Ultra-relativistic heavy ion collisions that occured at the Large Hadron Collider (LHC) at CERN give the extreme conditions of temperature and density allowing to study the properties of the Quark Gluon Plasma (QGP), a deconfined state of the nuclear matter predicted by the Quantum Chromodynamics (QCD). Heavy quarks charm and beauty are produced in the first moments of a heavy ion collision. The study of the bound states ccbar and bbbar, a.k.a. quarkonia allows a better understanding of the properties of the QGP and its evolution during the collision. Quarkonia are sensitive to the temperature of the medium. If a certain temperature is reached, the quark-antiquark pair will be destroyed, this is the phenomena of suppression. Measurements done during the Run 1 and Run 2 of the LHC gave new informations on the suppression and production mechanisms of the quarkonia. However the measurements showed that the suppression of the J/psi meson is weaker than at RHIC despite a higher center of mass energy. In fact, the number of charmed quarks produced per collision at the LHC is so important that a statistical combination can occure, this is the phenomena of regeneration and can explain why the suppression is weaker for the J/psi at LHC.
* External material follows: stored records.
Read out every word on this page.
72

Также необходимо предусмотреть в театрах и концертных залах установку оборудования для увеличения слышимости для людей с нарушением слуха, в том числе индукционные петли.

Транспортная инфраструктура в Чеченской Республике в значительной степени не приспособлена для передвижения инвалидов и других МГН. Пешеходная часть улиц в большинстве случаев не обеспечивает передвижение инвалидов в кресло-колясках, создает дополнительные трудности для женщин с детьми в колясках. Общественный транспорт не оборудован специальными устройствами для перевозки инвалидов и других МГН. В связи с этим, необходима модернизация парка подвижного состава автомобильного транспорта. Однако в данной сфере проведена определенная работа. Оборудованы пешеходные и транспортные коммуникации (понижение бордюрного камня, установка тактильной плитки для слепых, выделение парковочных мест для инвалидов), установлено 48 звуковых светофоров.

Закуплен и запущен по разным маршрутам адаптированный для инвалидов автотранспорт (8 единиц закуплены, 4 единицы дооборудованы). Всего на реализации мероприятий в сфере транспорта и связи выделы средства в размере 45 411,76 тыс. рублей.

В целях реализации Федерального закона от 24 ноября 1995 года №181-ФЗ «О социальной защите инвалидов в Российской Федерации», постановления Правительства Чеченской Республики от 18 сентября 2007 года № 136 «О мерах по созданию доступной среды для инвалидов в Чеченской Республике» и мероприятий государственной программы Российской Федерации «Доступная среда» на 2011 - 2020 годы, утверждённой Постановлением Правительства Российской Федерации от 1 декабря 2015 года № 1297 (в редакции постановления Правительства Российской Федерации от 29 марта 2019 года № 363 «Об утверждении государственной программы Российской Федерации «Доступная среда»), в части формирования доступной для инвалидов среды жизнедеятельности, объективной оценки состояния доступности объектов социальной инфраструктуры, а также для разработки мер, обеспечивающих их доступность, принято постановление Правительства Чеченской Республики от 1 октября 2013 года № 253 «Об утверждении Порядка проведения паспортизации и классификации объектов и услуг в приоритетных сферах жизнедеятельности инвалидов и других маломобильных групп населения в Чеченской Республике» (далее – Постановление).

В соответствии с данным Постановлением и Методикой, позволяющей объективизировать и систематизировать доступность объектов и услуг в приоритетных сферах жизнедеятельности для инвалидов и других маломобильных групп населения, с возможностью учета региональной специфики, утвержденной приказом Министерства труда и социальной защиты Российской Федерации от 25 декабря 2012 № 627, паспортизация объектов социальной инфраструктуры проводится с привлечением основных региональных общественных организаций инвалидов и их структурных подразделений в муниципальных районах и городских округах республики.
Those measurements does not bring enough constraints on the theoritical models because only the inclusive J/psi was studied. With the recent installation of the Muon Forward Tracker (MFT) for the LHC Run 3, which started in July 2022, the ALICE Muon spectrometer should be able to separate the prompt J/psi that is produced directly during the collision from the non-prompt J/psi that is the decay product of a B hadron. To be able to separate those two contributions is an important step in the understanding of the production and interaction mechanisms of the quarkonia with the QGP.
The objective of my thesis is to study the production of charmonia (ccbar bound states) in pp collisions in the dimuon channel at forward rapidity with the ALICE Muon spectrometer and the MFT. After an introduction of the physics context and of the experiment, I present my work on the preparation of the Run 3 data analysis.